In [3]:
import numpy as np

# Extracting numeric data as NumPy arrays for future analysis
votes = np.array([ 775,  787,  918,   88,  166,  286, 2556,  324,  504,  402])
costs = np.array(["'800.0'" ,"'800.0'", "'800.0'", "'300.0'", "'600.0'", "'600.0'", "'600.0'", "'700.0'" ,"'550.0'", "'500.0'"])

print("Votes (Array):", votes)
print("Costs (Array):", costs)

Votes (Array): [ 775  787  918   88  166  286 2556  324  504  402]
Costs (Array): ["'800.0'" "'800.0'" "'800.0'" "'300.0'" "'600.0'" "'600.0'" "'600.0'"
 "'700.0'" "'550.0'" "'500.0'"]


In [8]:
ratings = [4,4,3,4,5,4]

In [10]:
ratings

[4, 4, 3, 4, 5, 4]

In [9]:
ratings*2

[4, 4, 3, 4, 5, 4, 4, 4, 3, 4, 5, 4]

In [11]:
votes * 2

array([1550, 1574, 1836,  176,  332,  572, 5112,  648, 1008,  804])

In [14]:
import time
import numpy as np

# Large list and array to compare performance
large_list = list(range(1_000_000))
large_array = np.arange(1_000_000)

# Timing sum on a Python list
start = time.time()
sum_list = sum(large_list)
end = time.time()
list_time = end - start

# Timing sum on a NumPy array
start = time.time()
sum_array = np.sum(large_array)
end = time.time()
array_time = end - start

print("List sum time:", list_time, "seconds")
print("Array sum time:", array_time, "seconds")
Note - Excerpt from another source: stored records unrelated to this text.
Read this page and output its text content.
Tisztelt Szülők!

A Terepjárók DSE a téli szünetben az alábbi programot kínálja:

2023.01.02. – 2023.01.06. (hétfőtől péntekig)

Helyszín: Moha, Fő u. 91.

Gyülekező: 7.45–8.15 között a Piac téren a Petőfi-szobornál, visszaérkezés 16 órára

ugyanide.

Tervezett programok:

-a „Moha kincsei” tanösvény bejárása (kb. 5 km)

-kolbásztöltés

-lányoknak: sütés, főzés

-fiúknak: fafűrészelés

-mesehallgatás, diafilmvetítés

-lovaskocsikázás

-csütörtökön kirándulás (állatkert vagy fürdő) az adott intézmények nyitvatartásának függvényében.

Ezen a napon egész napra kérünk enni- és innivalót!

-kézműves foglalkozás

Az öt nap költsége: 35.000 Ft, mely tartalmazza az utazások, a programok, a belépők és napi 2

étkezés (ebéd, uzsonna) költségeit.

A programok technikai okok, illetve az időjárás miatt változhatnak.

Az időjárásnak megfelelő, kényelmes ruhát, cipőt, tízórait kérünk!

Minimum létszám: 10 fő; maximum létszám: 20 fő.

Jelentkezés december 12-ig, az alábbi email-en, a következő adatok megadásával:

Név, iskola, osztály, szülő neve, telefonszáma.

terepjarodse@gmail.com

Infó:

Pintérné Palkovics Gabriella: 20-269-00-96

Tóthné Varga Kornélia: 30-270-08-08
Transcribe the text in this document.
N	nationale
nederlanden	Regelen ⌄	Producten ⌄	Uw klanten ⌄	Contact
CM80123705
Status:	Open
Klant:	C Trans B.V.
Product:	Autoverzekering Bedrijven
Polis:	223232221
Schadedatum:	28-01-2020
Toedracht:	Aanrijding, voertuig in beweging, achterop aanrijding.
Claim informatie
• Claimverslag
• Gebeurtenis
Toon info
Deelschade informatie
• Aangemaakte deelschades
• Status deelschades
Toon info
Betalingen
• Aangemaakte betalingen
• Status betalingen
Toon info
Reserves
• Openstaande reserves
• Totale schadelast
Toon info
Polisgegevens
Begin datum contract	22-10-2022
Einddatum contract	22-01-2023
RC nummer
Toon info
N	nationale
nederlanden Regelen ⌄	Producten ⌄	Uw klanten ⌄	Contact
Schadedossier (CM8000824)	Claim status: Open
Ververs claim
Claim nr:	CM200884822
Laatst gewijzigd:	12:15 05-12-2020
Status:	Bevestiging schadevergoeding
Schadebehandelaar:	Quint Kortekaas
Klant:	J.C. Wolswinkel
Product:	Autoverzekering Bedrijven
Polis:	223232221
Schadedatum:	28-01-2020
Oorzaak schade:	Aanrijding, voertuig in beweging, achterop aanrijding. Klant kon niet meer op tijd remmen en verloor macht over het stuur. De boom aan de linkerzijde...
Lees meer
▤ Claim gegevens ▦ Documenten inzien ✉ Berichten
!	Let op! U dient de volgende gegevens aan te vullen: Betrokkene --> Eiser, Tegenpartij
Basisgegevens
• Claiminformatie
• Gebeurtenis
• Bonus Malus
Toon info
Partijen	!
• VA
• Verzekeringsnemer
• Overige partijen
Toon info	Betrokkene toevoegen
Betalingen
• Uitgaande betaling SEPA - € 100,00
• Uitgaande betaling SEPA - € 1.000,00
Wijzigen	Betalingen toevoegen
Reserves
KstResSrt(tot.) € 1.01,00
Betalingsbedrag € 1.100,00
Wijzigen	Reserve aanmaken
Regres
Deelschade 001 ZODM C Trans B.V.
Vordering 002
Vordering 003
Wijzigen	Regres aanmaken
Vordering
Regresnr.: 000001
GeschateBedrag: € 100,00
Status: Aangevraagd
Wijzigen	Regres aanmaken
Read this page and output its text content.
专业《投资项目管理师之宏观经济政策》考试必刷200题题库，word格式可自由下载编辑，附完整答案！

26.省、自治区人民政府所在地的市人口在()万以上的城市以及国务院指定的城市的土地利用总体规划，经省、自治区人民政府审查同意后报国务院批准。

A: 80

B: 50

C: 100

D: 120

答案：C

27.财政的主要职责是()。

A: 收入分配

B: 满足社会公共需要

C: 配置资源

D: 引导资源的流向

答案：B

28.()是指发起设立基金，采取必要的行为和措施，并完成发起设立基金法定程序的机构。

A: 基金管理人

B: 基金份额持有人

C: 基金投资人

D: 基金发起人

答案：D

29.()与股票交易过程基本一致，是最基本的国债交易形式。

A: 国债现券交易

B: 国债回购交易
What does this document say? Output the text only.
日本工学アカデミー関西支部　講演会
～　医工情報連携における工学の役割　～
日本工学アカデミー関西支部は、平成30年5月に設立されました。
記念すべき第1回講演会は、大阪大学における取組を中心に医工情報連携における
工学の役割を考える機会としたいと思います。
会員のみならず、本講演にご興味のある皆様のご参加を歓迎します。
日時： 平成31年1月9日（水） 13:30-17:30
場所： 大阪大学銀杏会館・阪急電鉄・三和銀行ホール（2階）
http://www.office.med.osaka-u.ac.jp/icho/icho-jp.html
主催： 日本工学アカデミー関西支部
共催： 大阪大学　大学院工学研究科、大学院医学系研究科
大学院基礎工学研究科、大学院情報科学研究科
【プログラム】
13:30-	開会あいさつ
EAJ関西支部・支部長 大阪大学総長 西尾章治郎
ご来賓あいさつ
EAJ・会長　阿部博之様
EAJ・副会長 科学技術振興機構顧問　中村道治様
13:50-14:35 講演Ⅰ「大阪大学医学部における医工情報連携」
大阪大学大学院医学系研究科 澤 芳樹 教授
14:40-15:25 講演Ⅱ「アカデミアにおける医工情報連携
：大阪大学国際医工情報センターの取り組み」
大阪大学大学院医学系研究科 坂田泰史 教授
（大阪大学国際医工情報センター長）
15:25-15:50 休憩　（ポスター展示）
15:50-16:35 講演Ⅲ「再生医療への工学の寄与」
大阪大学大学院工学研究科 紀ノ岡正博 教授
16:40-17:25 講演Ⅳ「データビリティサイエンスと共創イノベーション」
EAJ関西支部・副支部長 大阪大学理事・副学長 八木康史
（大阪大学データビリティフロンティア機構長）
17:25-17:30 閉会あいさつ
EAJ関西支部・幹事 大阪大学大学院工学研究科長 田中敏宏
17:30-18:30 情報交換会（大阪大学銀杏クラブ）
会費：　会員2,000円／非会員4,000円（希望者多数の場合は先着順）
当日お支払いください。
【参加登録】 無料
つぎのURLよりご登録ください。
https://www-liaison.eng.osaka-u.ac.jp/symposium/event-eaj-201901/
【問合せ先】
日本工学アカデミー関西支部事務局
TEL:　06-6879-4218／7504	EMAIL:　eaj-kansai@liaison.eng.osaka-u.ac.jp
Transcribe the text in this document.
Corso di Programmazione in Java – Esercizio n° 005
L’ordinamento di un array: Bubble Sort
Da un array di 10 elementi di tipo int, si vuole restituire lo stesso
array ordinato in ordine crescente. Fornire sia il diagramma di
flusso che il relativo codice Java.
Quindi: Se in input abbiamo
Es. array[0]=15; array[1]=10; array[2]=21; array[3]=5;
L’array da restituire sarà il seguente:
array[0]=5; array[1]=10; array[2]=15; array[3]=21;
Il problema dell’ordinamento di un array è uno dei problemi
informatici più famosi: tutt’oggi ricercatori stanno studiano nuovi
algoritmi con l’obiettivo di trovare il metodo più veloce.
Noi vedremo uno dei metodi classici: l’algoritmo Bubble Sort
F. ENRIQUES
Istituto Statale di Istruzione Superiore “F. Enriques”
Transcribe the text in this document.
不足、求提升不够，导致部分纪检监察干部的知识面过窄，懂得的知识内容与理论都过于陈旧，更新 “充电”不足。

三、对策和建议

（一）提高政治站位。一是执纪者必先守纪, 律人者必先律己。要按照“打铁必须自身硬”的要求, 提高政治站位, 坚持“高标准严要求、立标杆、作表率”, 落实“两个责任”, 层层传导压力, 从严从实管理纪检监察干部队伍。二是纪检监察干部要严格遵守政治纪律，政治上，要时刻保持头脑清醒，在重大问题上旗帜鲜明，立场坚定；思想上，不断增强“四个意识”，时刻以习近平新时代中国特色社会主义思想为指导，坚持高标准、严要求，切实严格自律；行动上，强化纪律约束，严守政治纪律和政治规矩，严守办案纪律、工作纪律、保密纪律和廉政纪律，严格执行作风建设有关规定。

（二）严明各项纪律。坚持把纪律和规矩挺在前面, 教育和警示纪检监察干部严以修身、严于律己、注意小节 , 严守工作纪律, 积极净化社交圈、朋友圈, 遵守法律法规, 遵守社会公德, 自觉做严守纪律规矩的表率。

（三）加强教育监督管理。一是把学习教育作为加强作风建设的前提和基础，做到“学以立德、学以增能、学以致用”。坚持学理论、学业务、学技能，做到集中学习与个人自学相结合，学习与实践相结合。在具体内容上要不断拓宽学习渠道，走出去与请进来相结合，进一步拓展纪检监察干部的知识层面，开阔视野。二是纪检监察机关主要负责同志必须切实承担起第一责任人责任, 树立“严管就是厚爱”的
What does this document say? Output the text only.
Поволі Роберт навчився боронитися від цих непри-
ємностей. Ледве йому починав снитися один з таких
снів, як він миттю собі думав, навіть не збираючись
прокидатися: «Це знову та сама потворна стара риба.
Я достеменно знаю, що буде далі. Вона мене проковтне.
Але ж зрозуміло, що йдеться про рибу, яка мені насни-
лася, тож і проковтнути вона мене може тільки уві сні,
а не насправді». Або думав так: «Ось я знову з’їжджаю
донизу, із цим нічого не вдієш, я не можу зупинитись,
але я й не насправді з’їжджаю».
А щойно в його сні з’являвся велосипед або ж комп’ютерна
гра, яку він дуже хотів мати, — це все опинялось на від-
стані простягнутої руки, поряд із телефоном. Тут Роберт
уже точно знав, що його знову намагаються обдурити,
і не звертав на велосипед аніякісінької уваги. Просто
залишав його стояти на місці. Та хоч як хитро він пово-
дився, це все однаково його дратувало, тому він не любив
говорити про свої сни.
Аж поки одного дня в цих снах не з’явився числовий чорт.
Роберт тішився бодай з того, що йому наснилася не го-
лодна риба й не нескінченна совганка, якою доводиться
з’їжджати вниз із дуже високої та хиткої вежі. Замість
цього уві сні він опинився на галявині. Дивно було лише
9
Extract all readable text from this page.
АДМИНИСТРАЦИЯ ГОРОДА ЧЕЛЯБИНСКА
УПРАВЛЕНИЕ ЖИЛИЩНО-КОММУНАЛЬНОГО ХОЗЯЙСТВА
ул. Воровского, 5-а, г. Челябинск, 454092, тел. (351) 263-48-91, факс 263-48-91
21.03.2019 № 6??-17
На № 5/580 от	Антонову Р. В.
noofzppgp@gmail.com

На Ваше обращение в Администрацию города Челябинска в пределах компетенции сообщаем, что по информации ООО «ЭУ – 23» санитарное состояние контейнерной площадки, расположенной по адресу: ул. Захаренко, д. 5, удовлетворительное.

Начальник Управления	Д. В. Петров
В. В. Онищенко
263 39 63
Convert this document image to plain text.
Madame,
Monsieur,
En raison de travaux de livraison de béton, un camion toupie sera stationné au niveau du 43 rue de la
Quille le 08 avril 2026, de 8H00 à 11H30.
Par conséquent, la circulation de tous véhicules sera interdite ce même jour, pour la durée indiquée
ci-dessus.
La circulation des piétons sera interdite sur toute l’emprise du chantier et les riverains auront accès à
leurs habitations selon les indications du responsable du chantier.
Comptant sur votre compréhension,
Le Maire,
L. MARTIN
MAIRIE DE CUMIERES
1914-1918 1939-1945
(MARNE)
List sum time: 0.008781194686889648 seconds
Array sum time: 0.0012989044189453125 seconds


In [13]:
range(1,10,0.5)

TypeError: 'float' object cannot be interpreted as an integer

In [15]:
# Take first 5 elements of votes and costs
subset_votes = votes
subset_costs = costs

# Create a 2D array: 5 rows, 2 columns (each row: [vote_count, cost])
two_d_data = np.array([
    subset_votes,
    subset_costs
]).T  # transpose so that each row corresponds to a single restaurant

print("2D Array:\n", two_d_data)
print("Shape:", two_d_data.shape)
print("Dimensions:", two_d_data.ndim)
print("Size:", two_d_data.size)

2D Array:
 [['775' "'800.0'"]
 ['787' "'800.0'"]
 ['918' "'800.0'"]
 ['88' "'300.0'"]
 ['166' "'600.0'"]
 ['286' "'600.0'"]
 ['2556' "'600.0'"]
 ['324' "'700.0'"]
 ['504' "'550.0'"]
 ['402' "'500.0'"]]
Shape: (10, 2)
Dimensions: 2
Size: 20


In [21]:
votes.shape

(10,)

In [22]:
print("Column dtype before conversion:", costs.dtype)

Column dtype before conversion: <U7


In [23]:
print("Column dtype before conversion:", votes.dtype)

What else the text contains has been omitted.